Urine analysis or urinalysis is the primary urine test performed to gauge the functioning of the kidneys. This involves a visual exam, in which the doctor studies the colour of the urine to be clear or cloudy, microscopic exam to look for the presence of blood in urine, which indicates kidney trouble, as well as dipstick exam. In a dipstick exam, a very thin plastic stick is inserted into the urine sample, that change colours when acids, proteins or sugars are present in higher amounts than the normal range.

Blood Urea Nitrogen:

Urea is the final chemical substance released when proteins are broken down in the system, which is usually eliminated along with urine in healthy individuals.
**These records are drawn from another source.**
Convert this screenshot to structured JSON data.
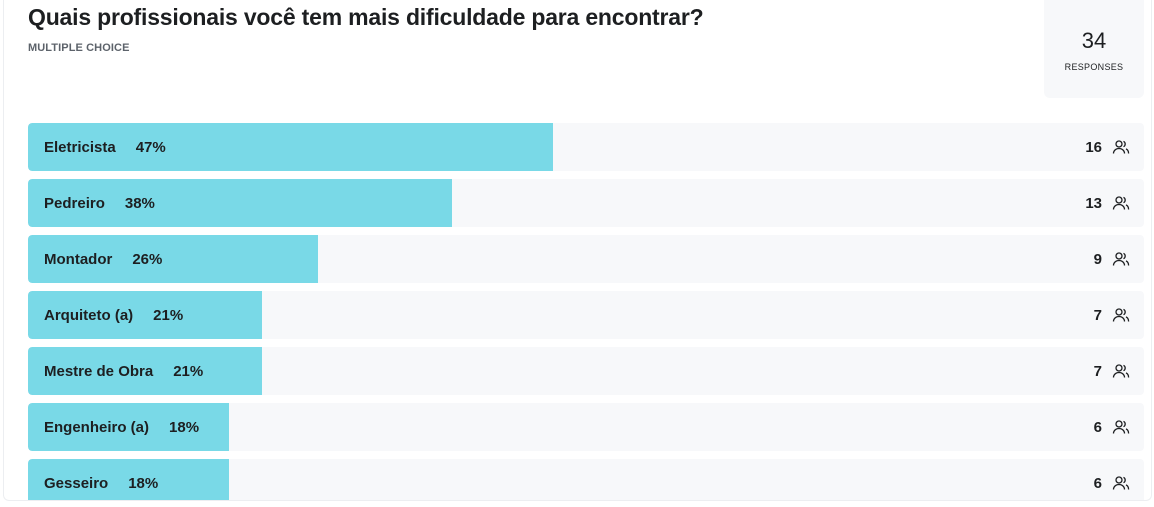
{
  "question": {
    "title": "Quais profissionais você tem mais dificuldade para encontrar?",
    "type_label": "MULTIPLE CHOICE"
  },
  "responses": {
    "count": "34",
    "label": "RESPONSES"
  },
  "options": [
    {
      "label": "Eletricista",
      "percent_text": "47%",
      "fill_fraction": 0.47,
      "count": "16"
    },
    {
      "label": "Pedreiro",
      "percent_text": "38%",
      "fill_fraction": 0.38,
      "count": "13"
    },
    {
      "label": "Montador",
      "percent_text": "26%",
      "fill_fraction": 0.26,
      "count": "9"
    },
    {
      "label": "Arquiteto (a)",
      "percent_text": "21%",
      "fill_fraction": 0.21,
      "count": "7"
    },
    {
      "label": "Mestre de Obra",
      "percent_text": "21%",
      "fill_fraction": 0.21,
      "count": "7"
    },
    {
      "label": "Engenheiro (a)",
      "percent_text": "18%",
      "fill_fraction": 0.18,
      "count": "6"
    },
    {
      "label": "Gesseiro",
      "percent_text": "18%",
      "fill_fraction": 0.18,
      "count": "6"
    }
  ],
  "colors": {
    "bar_fill": "#79d9e7",
    "row_background": "#f7f8fa"
  },
  "icons": {
    "row_count_icon": "people-icon"
  }
}
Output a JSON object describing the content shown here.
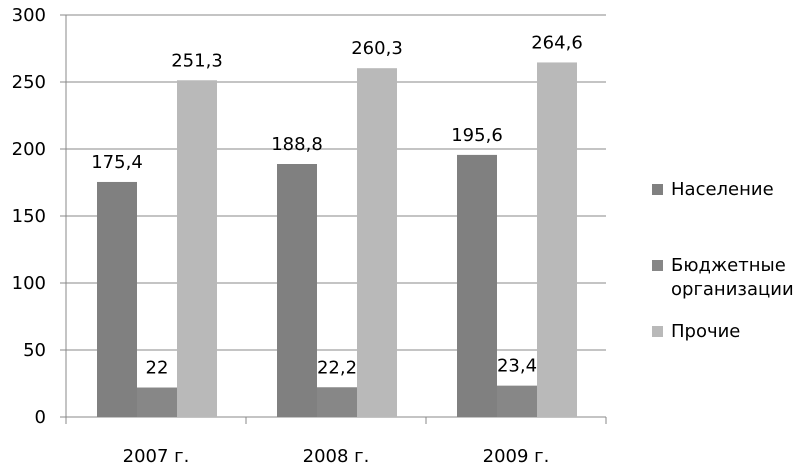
{
  "chart_data": {
    "type": "bar",
    "categories": [
      "2007 г.",
      "2008 г.",
      "2009 г."
    ],
    "series": [
      {
        "name": "Население",
        "values": [
          175.4,
          188.8,
          195.6
        ],
        "labels": [
          "175,4",
          "188,8",
          "195,6"
        ],
        "color": "#808080"
      },
      {
        "name": "Бюджетные организации",
        "values": [
          22,
          22.2,
          23.4
        ],
        "labels": [
          "22",
          "22,2",
          "23,4"
        ],
        "color": "#878787"
      },
      {
        "name": "Прочие",
        "values": [
          251.3,
          260.3,
          264.6
        ],
        "labels": [
          "251,3",
          "260,3",
          "264,6"
        ],
        "color": "#b9b9b9"
      }
    ],
    "ylim": [
      0,
      300
    ],
    "yticks": [
      0,
      50,
      100,
      150,
      200,
      250,
      300
    ],
    "grid": true,
    "legend_position": "right",
    "title": "",
    "xlabel": "",
    "ylabel": ""
  }
}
Blood Urea Nitrogen (BUN) tests measure the amount of urea in the urine sample of the person. The normal range of BUN is 7 – 20 mg/dL, with lower levels indicating inadequate intake of proteins in the diet and higher levels signifying kidney problems, or sometimes even severe cardiac conditions or gastrointestinal bleeding.

Conclusion:

Kidneys are a pair of vital organs in the body, required for elimination of wastes, maintenance of electrolyte, fluid balance and synthesis of hormones to support normal blood pressure levels. Kidney function tests, hence, are a very valuable diagnostic tool, to assess the health condition of the kidneys, as well as to detect any renal disorders swiftly, so as to provide timely professional medical treatment and safeguard the kidneys of the person.